Indeed, that insight offers good counsel now. While there is no substitute for prudent and disciplined risk management, we should avoid jumping to hasty conclusions drawn from the volatile price action.

Markets are incredible aggregators of information. They are also anticipatory by their very nature. However, they do not always anticipate correctly, they often overshoot, and can transition quickly from a small gradual adjustment to a lurch, with little if any warning.

Markets are prone to exaggeration. Many participants appear to believe that the 2.8% decline in the yuan is some kind of watershed for the world economy. It, more than any other factor, has been blamed for the large sell-off in global equities. To wit Bloomberg: " More than $3.3 trillion has been erased from the value of global equities after China's decision to devalue its currency spurred a wave of selling across emerging markets."

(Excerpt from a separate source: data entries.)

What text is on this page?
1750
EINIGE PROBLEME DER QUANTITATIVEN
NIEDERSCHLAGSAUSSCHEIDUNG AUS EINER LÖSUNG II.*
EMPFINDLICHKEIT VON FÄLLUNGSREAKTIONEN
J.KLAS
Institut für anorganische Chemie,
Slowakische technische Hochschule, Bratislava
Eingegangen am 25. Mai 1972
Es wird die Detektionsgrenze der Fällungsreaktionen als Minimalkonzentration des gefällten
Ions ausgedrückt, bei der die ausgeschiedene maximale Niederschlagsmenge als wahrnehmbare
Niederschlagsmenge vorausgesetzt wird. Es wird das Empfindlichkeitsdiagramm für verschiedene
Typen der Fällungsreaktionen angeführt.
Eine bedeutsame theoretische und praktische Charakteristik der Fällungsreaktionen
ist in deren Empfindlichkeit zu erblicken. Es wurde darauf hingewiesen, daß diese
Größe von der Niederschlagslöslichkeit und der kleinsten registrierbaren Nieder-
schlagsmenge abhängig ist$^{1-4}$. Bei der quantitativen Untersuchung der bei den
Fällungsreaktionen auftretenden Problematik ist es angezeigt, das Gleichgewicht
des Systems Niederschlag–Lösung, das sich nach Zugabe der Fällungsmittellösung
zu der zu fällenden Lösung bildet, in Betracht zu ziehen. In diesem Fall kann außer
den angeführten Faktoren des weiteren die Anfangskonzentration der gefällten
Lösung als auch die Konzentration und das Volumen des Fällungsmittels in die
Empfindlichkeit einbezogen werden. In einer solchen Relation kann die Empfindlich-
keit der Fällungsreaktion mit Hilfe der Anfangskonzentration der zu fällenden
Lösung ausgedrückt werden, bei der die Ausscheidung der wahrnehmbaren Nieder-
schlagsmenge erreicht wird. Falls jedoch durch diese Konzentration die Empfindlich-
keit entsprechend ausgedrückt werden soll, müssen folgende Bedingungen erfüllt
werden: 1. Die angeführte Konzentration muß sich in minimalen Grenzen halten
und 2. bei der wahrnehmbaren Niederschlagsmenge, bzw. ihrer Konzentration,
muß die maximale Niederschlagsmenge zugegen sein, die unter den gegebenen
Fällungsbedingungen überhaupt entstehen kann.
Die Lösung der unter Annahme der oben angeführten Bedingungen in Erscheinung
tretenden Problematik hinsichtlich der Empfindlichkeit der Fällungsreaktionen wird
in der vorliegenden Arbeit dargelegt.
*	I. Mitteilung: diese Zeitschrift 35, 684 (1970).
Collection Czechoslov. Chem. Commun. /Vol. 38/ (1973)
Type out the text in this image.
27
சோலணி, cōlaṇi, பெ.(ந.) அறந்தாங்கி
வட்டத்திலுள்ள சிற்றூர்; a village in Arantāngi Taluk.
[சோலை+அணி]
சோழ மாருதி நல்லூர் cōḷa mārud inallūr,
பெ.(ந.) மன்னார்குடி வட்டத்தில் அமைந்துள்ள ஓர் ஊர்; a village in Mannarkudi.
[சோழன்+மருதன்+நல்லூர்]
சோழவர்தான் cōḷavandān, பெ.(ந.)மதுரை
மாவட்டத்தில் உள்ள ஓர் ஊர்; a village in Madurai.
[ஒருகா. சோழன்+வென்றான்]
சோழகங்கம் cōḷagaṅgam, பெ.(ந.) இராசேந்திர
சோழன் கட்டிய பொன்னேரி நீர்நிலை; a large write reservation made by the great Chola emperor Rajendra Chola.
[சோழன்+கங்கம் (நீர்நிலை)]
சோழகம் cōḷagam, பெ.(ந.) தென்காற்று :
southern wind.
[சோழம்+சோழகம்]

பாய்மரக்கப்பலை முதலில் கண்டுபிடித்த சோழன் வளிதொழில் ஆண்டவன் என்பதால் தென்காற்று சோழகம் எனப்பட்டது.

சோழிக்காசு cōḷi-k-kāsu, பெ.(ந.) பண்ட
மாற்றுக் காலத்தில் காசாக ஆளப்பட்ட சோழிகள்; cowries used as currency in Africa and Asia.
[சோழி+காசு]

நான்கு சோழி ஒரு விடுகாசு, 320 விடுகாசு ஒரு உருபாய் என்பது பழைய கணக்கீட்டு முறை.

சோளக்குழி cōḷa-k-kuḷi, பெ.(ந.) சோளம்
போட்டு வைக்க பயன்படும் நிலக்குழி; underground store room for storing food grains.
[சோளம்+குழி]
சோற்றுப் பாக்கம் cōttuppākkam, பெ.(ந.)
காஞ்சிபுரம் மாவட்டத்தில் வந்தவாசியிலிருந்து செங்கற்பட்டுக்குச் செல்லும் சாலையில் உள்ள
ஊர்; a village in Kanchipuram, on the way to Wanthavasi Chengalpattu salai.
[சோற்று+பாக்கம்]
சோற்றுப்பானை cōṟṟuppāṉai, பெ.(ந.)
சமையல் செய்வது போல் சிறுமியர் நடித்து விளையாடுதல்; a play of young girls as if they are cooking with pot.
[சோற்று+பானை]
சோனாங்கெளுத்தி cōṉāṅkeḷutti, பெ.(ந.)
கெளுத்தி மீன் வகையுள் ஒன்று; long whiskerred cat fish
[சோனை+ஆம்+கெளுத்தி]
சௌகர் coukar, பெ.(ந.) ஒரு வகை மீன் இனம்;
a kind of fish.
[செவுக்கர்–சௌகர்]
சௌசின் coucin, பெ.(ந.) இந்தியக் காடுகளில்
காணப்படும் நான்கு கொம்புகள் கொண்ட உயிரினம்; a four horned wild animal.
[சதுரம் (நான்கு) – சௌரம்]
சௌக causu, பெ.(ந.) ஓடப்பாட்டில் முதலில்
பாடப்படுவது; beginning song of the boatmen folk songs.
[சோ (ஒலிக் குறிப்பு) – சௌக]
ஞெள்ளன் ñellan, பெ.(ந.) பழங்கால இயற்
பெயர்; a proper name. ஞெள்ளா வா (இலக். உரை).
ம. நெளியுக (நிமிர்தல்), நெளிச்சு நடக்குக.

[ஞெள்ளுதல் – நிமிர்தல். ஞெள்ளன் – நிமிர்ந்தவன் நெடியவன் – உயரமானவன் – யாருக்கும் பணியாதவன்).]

The yuan has fallen 2.8% since the announcement on August 11, and that was recorded mostly in the first couple of sessions. Last week, as the stock market tumbled, the yuan traded sideways, and if anything, firmed slightly. The magnitude of the yuan's decline is too small to have much impact on Chinese exports. This, of course, can change going forward, but there is no reason to think that it is particularly likely. The IMF and the US embrace what PBOC said it is going to do. Their caution is prompted by concerns that China will not enthusiastically implement its verbal declarations.